Due to the location of the hive file it’d seem initially difficult to exploit this as a normal user as you can’t introduce a NTFS mount point in a parent path as you can’t delete/rename the existing hive files while the user is logged in. On newer versions of Windows with Developer Mode enabled you could create NTFS symbolic links but we’ve got to assume that this setting wouldn’t be enabled by default. It turns out looking at the call to IoCreateFileEx in CLFS that it doesn’t specify either FILE_DIRECTORY_FILE or FILE_NON_DIRECTORY_FILE which means it’s exploitable by abusing mount points as if it were a file level symbolic link (as documented in https://googleprojectzero.blogspot.com/2017/08/windows-exploitation-tricks-arbitrary.html). The file is created with the security descriptor of the original hive/transaction log which means the user can write to the created file.

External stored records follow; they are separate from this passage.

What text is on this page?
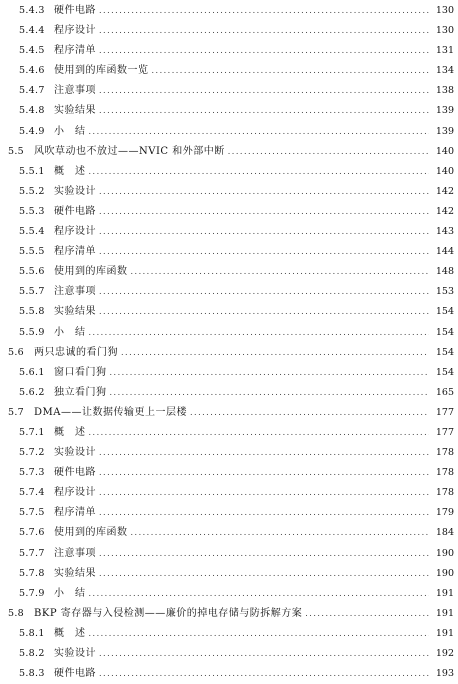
5.4.3 硬件电路 .....	130
5.4.4 程序设计 .....	130
5.4.5 程序清单 .....	131
5.4.6 使用到的库函数一览 .....	134
5.4.7 注意事项 .....	138
5.4.8 实验结果 .....	139
5.4.9 小　结 .....	139
5.5 风吹草动也不放过——NVIC 和外部中断 .....	140
5.5.1 概　述 .....	140
5.5.2 实验设计 .....	142
5.5.3 硬件电路 .....	142
5.5.4 程序设计 .....	143
5.5.5 程序清单 .....	144
5.5.6 使用到的库函数 .....	148
5.5.7 注意事项 .....	153
5.5.8 实验结果 .....	154
5.5.9 小　结 .....	154
5.6 两只忠诚的看门狗 .....	154
5.6.1 窗口看门狗 .....	154
5.6.2 独立看门狗 .....	165
5.7 DMA——让数据传输更上一层楼 .....	177
5.7.1 概　述 .....	177
5.7.2 实验设计 .....	178
5.7.3 硬件电路 .....	178
5.7.4 程序设计 .....	178
5.7.5 程序清单 .....	179
5.7.6 使用到的库函数 .....	184
5.7.7 注意事项 .....	190
5.7.8 实验结果 .....	190
5.7.9 小　结 .....	191
5.8 BKP 寄存器与入侵检测——廉价的掉电存储与防拆解方案 .....	191
5.8.1 概　述 .....	191
5.8.2 实验设计 .....	192
5.8.3 硬件电路 .....	193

However this only works until 1803 which fixes this behavior and blocks reparsing from a mount point to a normal file. I’ve not investigated in depth but based on the flags set in the call in Process Monitor this “fix” works by setting the FILE_DIRECTORY_FILE in the parse context if a mount point is encountered before the driver returns STATUS_REPARSE. Ironically this behavior works in our favor, as the call is a FILE_CREATE disposition call then the file doesn’t exist anyway and by dropping a mount point named appropriately the CLFS code will create an arbitrary directory even though the code didn’t originally specify that requirement. Once CLFS realizes it’s created a directory (or at least something it can’t write to) it tries to back out and deletes the new directory, however if we’re quick we can write a file to the new directory (again as the security descriptor grants us access) which makes the delete operation fail. We can then use the directory to get system privileges, such as through abusing the DiagnosticsHub Collector Service.
Funnily enough I think prior to 1803 this would be harder to exploit as the transaction logs seem to be deleted when the user logs out and it wouldn’t be possible to modify the contents of the newly created arbitrary file as it only allows read sharing. An unexpected consequence of a security mitigation it seems.
Fixing wise there’s at least two things you could do. Firstly the generated name is under control of the kernel and so could be more random to prevent resource planting attacks. You could also modify CLFS to specify explicitly FILE_NON_DIRECTORY_FILE and maybe FILE_OPEN_REPARSE_POINT to prevent abuse of mount points and even symbolic links if the target is an NTFS symbolic link.
Proof of Concept:
I’ve provided a PoC as a C# project. It will use the vulnerability to create an arbitrary directory (on 1809 at least). Note that you’re likely to need at least two CPUs for the exploit to be successful as it requires winning the race between the directory being created and then being deleted. Note that if you get an error stating the transaction log file was full then it failed to capture the directory. Try running the PoC again as it should be possible to run it multiple times without significant consequence (although the transaction functionality of the user’s registry _might_ be broken).
1) Compile the C# project. It’ll need to pull NtApiDotNet from NuGet to build.
2) As a normal user run the PoC passing the name of a directory to create
3) The PoC should print the opened directory and granted access.
The file creation
The arbitrary directory was created and is writable by the current user.